Sales in the Consumer Health segment climbed by 4.1 percent (Fx & portfolio adj.) to EUR 1,542 million, with all regions contributing to this success. In the non-prescription medicines business (Consumer Care), the analgesics Aleve™/naproxen and Aspirin™ posted gratifying currency-adjusted gains of 11.6 percent and 7.4 percent (Fx adj.), respectively. Sales of the Bepanthen™/Bepanthol™ line of skincare products rose by 7.1 percent (Fx adj.). Sales of the Medical Care Division came in at the prior-year level, despite the decline in our Diabetes Care business in the United States. By contrast, business in our Animal Health Division expanded, driven mainly by 9.8 percent (Fx adj.) growth of our Advantage™ line of flea, tick and worm control products.

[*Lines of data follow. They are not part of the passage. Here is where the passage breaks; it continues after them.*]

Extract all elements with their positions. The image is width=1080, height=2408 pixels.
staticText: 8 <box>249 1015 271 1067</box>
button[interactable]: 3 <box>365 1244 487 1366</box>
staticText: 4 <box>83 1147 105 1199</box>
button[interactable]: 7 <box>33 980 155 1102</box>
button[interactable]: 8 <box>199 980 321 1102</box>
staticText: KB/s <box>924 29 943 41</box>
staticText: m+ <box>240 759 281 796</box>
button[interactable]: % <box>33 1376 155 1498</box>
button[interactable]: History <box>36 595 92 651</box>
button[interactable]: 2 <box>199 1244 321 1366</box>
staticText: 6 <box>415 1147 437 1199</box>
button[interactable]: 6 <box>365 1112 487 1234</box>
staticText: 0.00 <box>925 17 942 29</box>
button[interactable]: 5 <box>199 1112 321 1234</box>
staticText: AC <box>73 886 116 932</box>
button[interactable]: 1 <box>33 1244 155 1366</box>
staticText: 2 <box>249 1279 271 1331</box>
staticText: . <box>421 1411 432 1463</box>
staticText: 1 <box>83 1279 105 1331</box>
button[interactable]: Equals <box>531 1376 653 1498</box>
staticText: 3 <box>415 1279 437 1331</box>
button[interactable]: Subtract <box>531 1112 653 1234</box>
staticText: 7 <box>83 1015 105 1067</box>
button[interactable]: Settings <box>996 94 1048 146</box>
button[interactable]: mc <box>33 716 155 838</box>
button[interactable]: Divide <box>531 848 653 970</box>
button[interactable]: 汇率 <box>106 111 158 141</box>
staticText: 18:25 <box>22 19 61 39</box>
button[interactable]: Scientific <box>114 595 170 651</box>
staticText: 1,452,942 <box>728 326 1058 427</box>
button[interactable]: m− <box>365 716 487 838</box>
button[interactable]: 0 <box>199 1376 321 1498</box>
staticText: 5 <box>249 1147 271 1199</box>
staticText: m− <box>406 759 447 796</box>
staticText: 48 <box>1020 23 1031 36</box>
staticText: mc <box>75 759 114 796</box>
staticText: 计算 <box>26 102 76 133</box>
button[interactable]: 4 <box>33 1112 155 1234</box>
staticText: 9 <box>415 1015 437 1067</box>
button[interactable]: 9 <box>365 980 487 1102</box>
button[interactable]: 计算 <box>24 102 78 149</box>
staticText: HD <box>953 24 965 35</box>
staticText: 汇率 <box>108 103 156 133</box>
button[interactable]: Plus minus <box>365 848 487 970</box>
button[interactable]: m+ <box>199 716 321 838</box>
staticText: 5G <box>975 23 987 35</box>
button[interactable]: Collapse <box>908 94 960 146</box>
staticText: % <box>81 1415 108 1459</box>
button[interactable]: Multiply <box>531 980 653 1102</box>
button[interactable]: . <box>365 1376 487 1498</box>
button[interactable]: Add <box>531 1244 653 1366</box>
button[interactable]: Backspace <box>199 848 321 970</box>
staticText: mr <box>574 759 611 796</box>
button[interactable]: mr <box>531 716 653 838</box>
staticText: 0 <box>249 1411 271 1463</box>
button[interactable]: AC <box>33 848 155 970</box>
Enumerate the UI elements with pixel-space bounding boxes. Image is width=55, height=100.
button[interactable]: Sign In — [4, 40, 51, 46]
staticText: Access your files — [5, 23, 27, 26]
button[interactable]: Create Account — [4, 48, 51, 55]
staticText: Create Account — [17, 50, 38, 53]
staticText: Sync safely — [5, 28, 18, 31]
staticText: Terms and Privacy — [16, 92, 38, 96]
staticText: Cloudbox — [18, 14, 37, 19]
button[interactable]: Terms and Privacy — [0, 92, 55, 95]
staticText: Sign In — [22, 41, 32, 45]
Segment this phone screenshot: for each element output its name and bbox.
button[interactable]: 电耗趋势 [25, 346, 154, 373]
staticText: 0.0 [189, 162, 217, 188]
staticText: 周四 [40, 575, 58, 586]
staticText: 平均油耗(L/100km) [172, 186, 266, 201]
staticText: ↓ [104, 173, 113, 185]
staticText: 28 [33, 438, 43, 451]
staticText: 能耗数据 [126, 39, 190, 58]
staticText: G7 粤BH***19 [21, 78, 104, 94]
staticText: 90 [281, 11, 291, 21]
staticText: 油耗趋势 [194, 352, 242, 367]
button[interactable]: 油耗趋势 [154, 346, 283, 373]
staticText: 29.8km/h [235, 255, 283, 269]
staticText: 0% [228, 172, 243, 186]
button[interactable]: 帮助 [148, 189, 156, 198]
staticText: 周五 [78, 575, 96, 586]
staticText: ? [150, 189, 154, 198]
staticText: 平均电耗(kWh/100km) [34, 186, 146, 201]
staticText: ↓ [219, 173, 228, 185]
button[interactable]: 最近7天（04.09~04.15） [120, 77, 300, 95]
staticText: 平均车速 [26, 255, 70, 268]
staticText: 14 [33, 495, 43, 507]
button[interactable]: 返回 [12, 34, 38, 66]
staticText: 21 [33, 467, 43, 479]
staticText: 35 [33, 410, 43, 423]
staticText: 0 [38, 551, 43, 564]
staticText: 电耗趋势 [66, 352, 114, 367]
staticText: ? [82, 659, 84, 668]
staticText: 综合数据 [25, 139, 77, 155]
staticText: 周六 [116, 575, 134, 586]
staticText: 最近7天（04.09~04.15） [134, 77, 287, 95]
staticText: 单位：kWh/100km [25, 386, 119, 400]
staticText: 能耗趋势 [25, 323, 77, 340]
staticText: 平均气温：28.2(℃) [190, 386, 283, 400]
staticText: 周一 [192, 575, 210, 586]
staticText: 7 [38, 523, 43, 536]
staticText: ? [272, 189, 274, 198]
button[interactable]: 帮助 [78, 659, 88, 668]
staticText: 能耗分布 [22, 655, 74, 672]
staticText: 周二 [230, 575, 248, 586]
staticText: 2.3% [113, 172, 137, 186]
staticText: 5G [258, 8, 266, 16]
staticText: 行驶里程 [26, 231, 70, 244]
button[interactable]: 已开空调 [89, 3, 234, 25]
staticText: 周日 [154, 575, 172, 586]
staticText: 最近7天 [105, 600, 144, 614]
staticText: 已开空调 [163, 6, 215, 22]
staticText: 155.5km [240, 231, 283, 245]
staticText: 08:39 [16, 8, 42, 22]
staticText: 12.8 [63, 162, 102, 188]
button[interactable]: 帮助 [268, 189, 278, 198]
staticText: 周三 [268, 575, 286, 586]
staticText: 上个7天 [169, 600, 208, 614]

Second-quarter EBITDA before special items of Bayer HealthCare climbed by 3.0 percent to EUR 1,156 million (Q2 2010: EUR 1,122 million). This improvement was due especially to lower costs at Pharmaceuticals.

About Bayer HealthCare
The Bayer Group is a global enterprise with core competencies in the fields of health care, nutrition and high-tech materials. Bayer HealthCare, a subgroup of Bayer AG with annual sales of EUR 16.913 billion (2010), is one of the world’s leading, innovative companies in the healthcare and medical products industry and is based in Leverkusen, Germany. The company combines the global activities of the Animal Health, Consumer Care, Medical Care and Pharmaceuticals divisions. Bayer HealthCare's aim is to discover and manufacture products that will improve human and animal health worldwide. Bayer HealthCare has a global workforce of 55,700 employees (Dec 31, 2010) and is represented in more than 100 countries.